Por Beatriz Cebas
Otra película más sobre vidas cruzadas. Esto es lo que pensé al leer en el programa del Festival de Cine de Toronto del año pasado el argumento de La Buena Vida, la última película del director chileno Andrés Wood. Precisamente por esa reticencia a entregarme una vez más a un trabajo cinematográfico donde la coralidad de los protagonistas y la relación que se forma en sus aparentes vidas inconexas son el eje central, descarté este filme de los escogidos para ver en la ciudad canadiense.
Meses más tarde, y a pesar de mis prejuicios iniciales, felizmente he caído en la tentación y he visto La Buena Vida.
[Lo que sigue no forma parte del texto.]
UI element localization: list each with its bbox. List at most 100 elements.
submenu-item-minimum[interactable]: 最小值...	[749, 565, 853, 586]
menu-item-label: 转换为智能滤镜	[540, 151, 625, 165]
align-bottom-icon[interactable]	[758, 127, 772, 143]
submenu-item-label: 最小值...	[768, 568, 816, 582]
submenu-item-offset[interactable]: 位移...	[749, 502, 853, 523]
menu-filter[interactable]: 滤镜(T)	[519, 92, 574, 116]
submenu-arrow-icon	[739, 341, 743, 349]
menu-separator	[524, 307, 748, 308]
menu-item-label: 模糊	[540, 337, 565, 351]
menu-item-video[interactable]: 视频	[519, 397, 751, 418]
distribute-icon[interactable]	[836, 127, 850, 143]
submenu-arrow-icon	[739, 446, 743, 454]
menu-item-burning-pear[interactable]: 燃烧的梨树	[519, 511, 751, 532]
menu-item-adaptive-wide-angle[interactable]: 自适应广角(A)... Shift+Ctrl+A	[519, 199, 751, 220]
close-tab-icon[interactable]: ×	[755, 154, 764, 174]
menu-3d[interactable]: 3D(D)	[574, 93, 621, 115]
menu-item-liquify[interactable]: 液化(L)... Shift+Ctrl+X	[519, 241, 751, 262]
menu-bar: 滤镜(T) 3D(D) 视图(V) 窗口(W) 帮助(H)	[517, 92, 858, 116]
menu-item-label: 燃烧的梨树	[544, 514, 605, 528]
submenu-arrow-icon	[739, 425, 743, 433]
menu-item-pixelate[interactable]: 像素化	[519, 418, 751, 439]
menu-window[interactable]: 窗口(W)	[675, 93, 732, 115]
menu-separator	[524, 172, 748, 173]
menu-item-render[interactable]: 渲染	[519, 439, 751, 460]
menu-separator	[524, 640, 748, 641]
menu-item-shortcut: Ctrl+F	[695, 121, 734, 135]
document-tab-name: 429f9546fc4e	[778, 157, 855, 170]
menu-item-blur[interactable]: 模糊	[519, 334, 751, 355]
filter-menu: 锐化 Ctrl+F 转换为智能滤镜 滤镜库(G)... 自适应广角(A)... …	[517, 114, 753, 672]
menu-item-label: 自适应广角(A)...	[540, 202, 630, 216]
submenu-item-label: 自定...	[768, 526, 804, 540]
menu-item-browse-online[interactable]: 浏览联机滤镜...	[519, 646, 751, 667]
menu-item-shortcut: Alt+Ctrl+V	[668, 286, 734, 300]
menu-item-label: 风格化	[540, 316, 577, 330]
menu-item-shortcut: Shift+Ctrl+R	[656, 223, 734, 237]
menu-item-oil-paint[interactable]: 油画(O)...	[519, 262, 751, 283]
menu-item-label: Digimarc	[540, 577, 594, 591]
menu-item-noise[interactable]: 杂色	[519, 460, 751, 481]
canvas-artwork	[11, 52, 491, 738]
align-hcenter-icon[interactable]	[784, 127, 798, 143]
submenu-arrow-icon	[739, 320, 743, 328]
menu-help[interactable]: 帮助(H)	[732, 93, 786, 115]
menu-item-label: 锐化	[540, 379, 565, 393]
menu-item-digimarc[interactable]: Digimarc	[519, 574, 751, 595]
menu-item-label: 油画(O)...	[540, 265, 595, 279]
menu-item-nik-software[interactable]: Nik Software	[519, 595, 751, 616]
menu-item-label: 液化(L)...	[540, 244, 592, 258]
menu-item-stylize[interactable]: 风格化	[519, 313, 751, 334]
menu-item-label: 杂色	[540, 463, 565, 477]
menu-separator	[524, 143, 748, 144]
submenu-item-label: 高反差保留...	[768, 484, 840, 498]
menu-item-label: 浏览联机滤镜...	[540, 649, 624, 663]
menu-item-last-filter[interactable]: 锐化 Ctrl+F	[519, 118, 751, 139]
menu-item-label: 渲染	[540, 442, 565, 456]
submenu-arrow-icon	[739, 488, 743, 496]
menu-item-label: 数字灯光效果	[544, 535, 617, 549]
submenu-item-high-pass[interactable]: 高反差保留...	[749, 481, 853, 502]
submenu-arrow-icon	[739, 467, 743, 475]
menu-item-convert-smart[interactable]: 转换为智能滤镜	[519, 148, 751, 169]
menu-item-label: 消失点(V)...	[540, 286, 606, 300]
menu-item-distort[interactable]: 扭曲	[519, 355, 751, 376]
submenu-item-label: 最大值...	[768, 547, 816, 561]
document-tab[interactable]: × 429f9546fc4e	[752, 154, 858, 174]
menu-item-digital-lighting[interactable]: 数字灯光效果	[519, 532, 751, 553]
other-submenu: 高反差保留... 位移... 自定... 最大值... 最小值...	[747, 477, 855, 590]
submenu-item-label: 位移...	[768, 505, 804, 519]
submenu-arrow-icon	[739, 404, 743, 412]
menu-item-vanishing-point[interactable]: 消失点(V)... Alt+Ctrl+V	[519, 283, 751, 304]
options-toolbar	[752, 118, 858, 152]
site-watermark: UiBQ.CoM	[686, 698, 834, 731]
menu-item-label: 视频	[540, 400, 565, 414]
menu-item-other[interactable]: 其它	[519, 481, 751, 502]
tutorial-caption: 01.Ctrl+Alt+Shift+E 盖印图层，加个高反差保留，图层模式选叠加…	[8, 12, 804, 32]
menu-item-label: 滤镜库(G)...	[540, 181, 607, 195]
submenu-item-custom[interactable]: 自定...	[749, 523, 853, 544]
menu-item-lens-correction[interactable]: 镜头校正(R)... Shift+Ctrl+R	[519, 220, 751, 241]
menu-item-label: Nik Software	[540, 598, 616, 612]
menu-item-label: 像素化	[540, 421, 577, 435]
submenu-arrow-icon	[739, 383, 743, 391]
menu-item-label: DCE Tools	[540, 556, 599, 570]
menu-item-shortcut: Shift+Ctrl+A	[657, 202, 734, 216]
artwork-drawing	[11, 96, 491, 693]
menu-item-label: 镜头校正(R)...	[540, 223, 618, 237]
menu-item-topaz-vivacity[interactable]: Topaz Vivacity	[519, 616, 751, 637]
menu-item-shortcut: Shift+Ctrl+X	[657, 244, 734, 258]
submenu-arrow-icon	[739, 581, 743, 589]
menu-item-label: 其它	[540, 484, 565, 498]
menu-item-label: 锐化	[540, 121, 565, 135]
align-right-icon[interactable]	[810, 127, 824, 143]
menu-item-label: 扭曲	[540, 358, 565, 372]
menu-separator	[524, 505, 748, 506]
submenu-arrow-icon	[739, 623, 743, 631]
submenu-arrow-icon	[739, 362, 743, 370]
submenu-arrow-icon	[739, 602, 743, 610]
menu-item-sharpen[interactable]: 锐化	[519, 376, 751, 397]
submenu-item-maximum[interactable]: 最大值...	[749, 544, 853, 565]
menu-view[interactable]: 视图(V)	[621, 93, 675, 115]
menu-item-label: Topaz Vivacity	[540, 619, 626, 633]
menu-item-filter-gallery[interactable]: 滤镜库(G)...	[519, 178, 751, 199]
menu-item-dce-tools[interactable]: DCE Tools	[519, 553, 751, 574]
La película de Wood, estrenada recientemente en España tras ganar el Goya a la Mejor Película Hispanoamericana, ha conseguido que mi perspectiva sobre el tan manido recurso de las vidas cruzadas cambie.
Sin llegar a la desgarradora historia que el entonces matrimonio cinematográfico de González Iñárritu y Guillermo Arriaga cultivó con la pionera y magistral Amores Perros –trabajo gracias al cual Gael García Bernal acabó de despegar como el gran actor que es-, el conmovedor drama de 21 gramos o la historia global que culminó esta trilogía de la incomunicación que es Babel, lo cierto es que La Buena Vida posee una frescura que ya echaba yo en falta en el cine hispano.